During a recent conversation with an acquaintance, we discussed the concept of seeing the ordinary as if it were extraordinary. She commented, “If we could do that, imagine the joyfulness in the world!” I try observing the world through this lens and some days I catch a glimpse of the extraordinary elements of my life. Let me offer examples of this joyousness and its synchronous nature.
I listen to a wonderful little radio station, CKUA. When I get in the car, it is on and I usually pay at least superficial attention to the songs. I love Blues, Soul, and Gospel music and on three particular mornings I was welcomed into my car by great music. On Thursday, Lead Belly sang Grey Goose; on Friday Nina Simone sang Feeling Good; and on Saturday, Commander Cody and the Lost Planet Airmen sang Oh, Mama, Mama. I confess I was not feeling upbeat Friday when Nina Simone came on, but I was aware of the generous message and found space to feel better. Each song appealed to me and seemed to sooth a restless and weary soul.

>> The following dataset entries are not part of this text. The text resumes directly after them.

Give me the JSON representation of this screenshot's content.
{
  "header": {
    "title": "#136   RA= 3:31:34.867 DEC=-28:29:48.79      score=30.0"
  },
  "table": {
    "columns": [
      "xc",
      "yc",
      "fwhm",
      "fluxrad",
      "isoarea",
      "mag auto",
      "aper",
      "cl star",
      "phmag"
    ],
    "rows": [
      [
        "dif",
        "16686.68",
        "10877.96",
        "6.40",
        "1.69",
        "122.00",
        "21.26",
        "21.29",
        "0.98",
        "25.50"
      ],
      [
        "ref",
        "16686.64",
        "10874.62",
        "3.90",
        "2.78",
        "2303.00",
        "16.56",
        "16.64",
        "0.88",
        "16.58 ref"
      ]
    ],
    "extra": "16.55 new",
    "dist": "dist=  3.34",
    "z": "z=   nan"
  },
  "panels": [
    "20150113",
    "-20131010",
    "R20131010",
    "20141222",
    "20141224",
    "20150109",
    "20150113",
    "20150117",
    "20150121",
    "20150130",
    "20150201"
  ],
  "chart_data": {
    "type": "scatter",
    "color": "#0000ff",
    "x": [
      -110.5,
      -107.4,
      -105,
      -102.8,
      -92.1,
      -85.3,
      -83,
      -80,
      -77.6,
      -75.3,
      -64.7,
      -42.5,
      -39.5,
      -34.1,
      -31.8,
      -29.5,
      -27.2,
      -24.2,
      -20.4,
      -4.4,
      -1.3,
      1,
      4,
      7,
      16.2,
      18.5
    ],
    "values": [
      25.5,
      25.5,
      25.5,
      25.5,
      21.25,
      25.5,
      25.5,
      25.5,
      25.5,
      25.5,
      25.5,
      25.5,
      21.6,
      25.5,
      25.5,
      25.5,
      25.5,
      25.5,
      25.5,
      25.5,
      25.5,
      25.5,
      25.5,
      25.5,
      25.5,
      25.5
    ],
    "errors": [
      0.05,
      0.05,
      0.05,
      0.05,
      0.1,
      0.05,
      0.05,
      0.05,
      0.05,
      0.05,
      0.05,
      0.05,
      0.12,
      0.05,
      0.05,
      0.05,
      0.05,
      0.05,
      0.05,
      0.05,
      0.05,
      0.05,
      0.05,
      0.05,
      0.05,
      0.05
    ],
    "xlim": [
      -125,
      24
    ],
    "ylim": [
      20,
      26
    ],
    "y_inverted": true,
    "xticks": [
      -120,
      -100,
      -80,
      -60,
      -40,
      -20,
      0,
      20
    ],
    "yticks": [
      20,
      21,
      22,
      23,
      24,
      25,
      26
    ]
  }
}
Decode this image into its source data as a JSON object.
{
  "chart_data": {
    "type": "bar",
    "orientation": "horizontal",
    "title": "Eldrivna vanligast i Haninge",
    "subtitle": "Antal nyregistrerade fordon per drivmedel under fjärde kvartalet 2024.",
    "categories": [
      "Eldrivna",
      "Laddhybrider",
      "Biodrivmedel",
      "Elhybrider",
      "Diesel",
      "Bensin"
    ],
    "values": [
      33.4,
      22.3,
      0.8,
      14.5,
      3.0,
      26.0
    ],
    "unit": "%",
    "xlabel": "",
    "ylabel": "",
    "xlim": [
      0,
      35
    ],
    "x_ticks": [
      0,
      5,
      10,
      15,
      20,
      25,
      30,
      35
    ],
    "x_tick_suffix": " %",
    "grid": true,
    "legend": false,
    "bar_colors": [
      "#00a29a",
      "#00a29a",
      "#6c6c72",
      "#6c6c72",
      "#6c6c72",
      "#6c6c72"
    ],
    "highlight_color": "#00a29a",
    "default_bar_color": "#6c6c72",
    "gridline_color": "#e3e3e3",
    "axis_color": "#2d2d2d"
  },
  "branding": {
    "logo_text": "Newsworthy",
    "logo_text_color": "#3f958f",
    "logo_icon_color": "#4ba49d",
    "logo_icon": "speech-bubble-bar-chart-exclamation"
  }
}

Saturday morning I met with three friends and, during the conversation, we talked about my blog. One person commented it seemed two different people wrote at times. I pointed out some postings are academic and fit with my doctoral journey. When I write about a need for Eloquent Questions in Education, my voice is, hopefully, more scholarly. When I share about a paralyzing fear of heights in Images to Provoke Thoughts, I try to personalize and humanize the self, Ivon, who writes, but my complexity is revealed. I explained Kathy proofreads and edits many postings. She does an amazing job of cleaning up conventions and keeping the message on track. I am challenged to acknowledge and express my gratefulness, as well as I should.
Frequently, I take for granted both the complexity of my self and who I am, and the important, sustaining relationships in my life, rendering them ordinary. Both are extraordinary and help me observe and understand the self when I contemplate, “Who is the self that teaches?” Parker Palmer offered this question and I try to extend it further to ask, “Who is the self that lives this life?” I think these are critical questions because, without self-awareness, what possibility of transformation exists? I follow Cooperative Catalyst and they posted Why Transformation May Hit a Snag: Observations from the Field. Two questions emerged from the article for me, both about self-awareness. First, what am I doing to transform my self? Second, what values guide this transformational process? Gandhi proposed, “Be the change you want to see in the world.” Being aware and present to my self and those who matter most in my life are essential steps. Some days are better than others and the ordinary becomes extraordinary.